Özersay, “Hızlı hareket etmek, yaratıcı fikir geliştirmek ve ilgili bütün aktörlerle ileriye doğru yürümeye çalışmak gerekir. Biz bunu yapmaya çalışıyoruz. Bu şekilde davrandığımız sürece devre dışı kalmayız, böyle bir haksızlığın Kıbrıs Türk halkına yapılmasına zaten müsaade etmeyiz.”

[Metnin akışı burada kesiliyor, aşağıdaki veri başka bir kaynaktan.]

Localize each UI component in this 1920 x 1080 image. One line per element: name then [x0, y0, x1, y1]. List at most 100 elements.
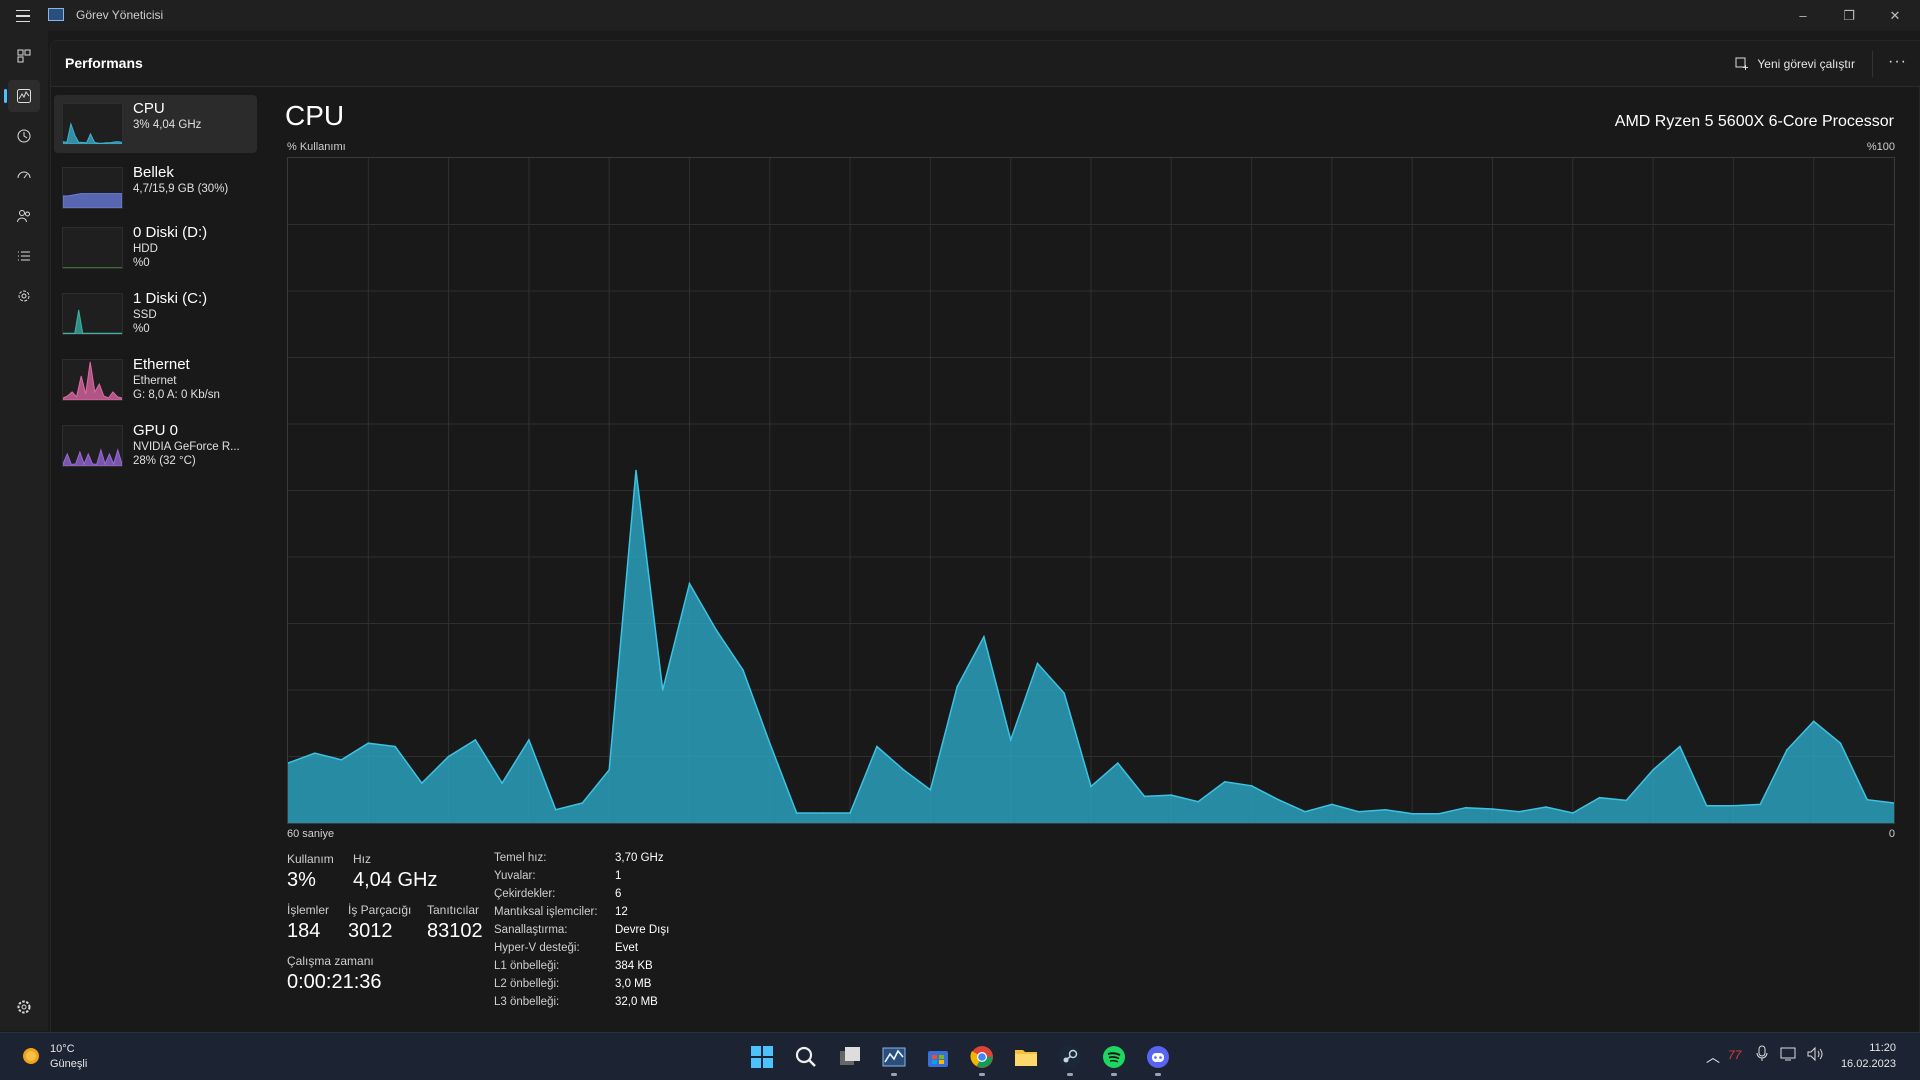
cpu-usage-point: [1250, 784, 1253, 787]
cpu-usage-point: [1009, 739, 1012, 741]
cpu-usage-point: [1759, 803, 1761, 806]
cpu-usage-point: [1518, 810, 1521, 813]
network-icon[interactable]: [1780, 1046, 1798, 1065]
search-icon[interactable]: [792, 1043, 820, 1071]
device-detail-line: 28% (32 °C): [133, 455, 196, 467]
show-hidden-icons-chevron-icon[interactable]: ︿: [1706, 1047, 1720, 1067]
cpu-usage-point: [1090, 785, 1092, 788]
handles-value: 83102: [427, 920, 483, 942]
store-icon[interactable]: [924, 1043, 952, 1071]
processes-icon[interactable]: [8, 40, 40, 72]
more-options-icon[interactable]: ···: [1888, 53, 1907, 71]
start-icon[interactable]: [748, 1043, 776, 1071]
cpu-usage-point: [956, 685, 958, 688]
weather-icon[interactable]: [20, 1045, 42, 1067]
cpu-usage-point: [1839, 742, 1842, 744]
device-detail-line: HDD: [133, 243, 158, 255]
cpu-usage-point: [1304, 810, 1306, 813]
cpu-usage-point: [1812, 720, 1815, 723]
performance-icon[interactable]: [4, 80, 40, 112]
cpu-usage-point: [1063, 692, 1066, 695]
spotify-icon[interactable]: [1100, 1043, 1128, 1071]
maximize-button[interactable]: ❐: [1826, 0, 1872, 31]
cpu-usage-point: [340, 759, 343, 761]
spec-label: Mantıksal işlemciler:: [494, 906, 598, 918]
cpu-usage-point: [1036, 662, 1039, 665]
services-icon[interactable]: [8, 280, 40, 312]
file-explorer-icon[interactable]: [1012, 1043, 1040, 1071]
run-task-label: Yeni görevi çalıştır: [1757, 57, 1855, 71]
cpu-usage-point: [1652, 769, 1654, 771]
minimize-button[interactable]: –: [1780, 0, 1826, 31]
max-axis-label: %100: [1866, 141, 1895, 153]
microphone-icon[interactable]: [1755, 1045, 1769, 1066]
close-button[interactable]: ✕: [1872, 0, 1918, 31]
discord-running-indicator: [1155, 1073, 1161, 1076]
cpu-usage-point: [1411, 812, 1413, 815]
device-item-0-diski-d[interactable]: 0 Diski (D:) HDD %0: [54, 219, 257, 277]
task-manager-icon[interactable]: [880, 1043, 908, 1071]
cpu-usage-point: [1572, 812, 1574, 814]
spec-value: 12: [615, 906, 628, 918]
cpu-usage-point: [1357, 810, 1360, 813]
cpu-usage-point: [1705, 804, 1708, 807]
cpu-usage-point: [1384, 808, 1387, 811]
cpu-usage-point: [581, 802, 584, 804]
cpu-usage-point: [1331, 803, 1333, 806]
cpu-usage-point: [1197, 800, 1199, 803]
chrome-icon[interactable]: [968, 1043, 996, 1071]
users-icon[interactable]: [8, 200, 40, 232]
device-item-1-diski-c[interactable]: 1 Diski (C:) SSD %0: [54, 285, 257, 343]
details-icon[interactable]: [8, 240, 40, 272]
cpu-usage-point: [1598, 796, 1601, 799]
startup-icon[interactable]: [8, 160, 40, 192]
discord-icon[interactable]: [1144, 1043, 1172, 1071]
clock-time[interactable]: 11:20: [1869, 1042, 1896, 1054]
min-axis-label: 0: [1888, 828, 1895, 840]
weather-description[interactable]: Güneşli: [50, 1058, 87, 1070]
device-name: Bellek: [133, 164, 174, 181]
cpu-usage-point: [876, 745, 878, 748]
cpu-usage-point: [1143, 795, 1146, 798]
cpu-usage-point: [1866, 798, 1869, 801]
volume-icon[interactable]: [1806, 1046, 1824, 1065]
device-thumbnail-graph: [62, 103, 123, 145]
cpu-usage-point: [715, 629, 718, 631]
tray-temperature[interactable]: 77: [1728, 1048, 1741, 1062]
cpu-usage-point: [1679, 745, 1681, 748]
panel-header: Performans Yeni görevi çalıştır ···: [51, 41, 1920, 87]
device-item-gpu-0[interactable]: GPU 0 NVIDIA GeForce R... 28% (32 °C): [54, 417, 257, 475]
cpu-usage-point: [635, 469, 637, 472]
taskbar: 10°C Güneşli ︿ 77 11:20 16.02.2023: [0, 1032, 1920, 1080]
cpu-usage-point: [554, 808, 557, 811]
cpu-usage-point: [447, 755, 450, 758]
run-new-task-button[interactable]: Yeni görevi çalıştır: [1727, 51, 1863, 77]
app-history-icon[interactable]: [8, 120, 40, 152]
device-name: Ethernet: [133, 356, 190, 373]
cpu-usage-point: [1438, 812, 1440, 815]
device-name: 1 Diski (C:): [133, 290, 208, 307]
spotify-running-indicator: [1111, 1073, 1117, 1076]
task-view-icon[interactable]: [836, 1043, 864, 1071]
spec-label: Temel hız:: [494, 852, 547, 864]
device-detail-line: %0: [133, 257, 150, 269]
handles-label: Tanıtıcılar: [427, 903, 480, 917]
cpu-usage-point: [313, 752, 316, 754]
cpu-usage-point: [367, 742, 370, 744]
steam-running-indicator: [1067, 1073, 1073, 1076]
usage-axis-label: % Kullanımı: [287, 141, 346, 153]
page-title: Performans: [65, 55, 143, 71]
hamburger-menu-icon[interactable]: [12, 6, 34, 26]
device-item-ethernet[interactable]: Ethernet Ethernet G: 8,0 A: 0 Kb/sn: [54, 351, 257, 409]
device-thumbnail-graph: [62, 359, 123, 401]
cpu-usage-point: [1732, 804, 1735, 807]
device-name: 0 Diski (D:): [133, 224, 208, 241]
steam-icon[interactable]: [1056, 1043, 1084, 1071]
device-item-cpu[interactable]: CPU 3% 4,04 GHz: [54, 95, 257, 153]
device-item-bellek[interactable]: Bellek 4,7/15,9 GB (30%): [54, 159, 257, 217]
settings-icon[interactable]: [8, 991, 40, 1023]
clock-date[interactable]: 16.02.2023: [1841, 1058, 1896, 1070]
spec-label: L2 önbelleği:: [494, 978, 560, 990]
weather-temperature[interactable]: 10°C: [50, 1043, 75, 1055]
cpu-usage-point: [1786, 749, 1788, 751]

“BM Genel Sekreteri Guterres ile yaptığımız görüşmede, kafasındaki soru işaretlerini cevaplandırmış, net bir şekilde ne yapacağını bilen, kararlı ve hemen inisiyatif almaya hazır bir fotoğraf görmedim”
New York temasları...
- Soru: New York’a ne bekleyerek gittiniz ve BM Genel Sekreteri Guterres ile yapılan görüşmeden çıkan sonucu nasıl değerlendiriyorsunuz? Siz de temaslar yaptınız, bunların önemi neydi?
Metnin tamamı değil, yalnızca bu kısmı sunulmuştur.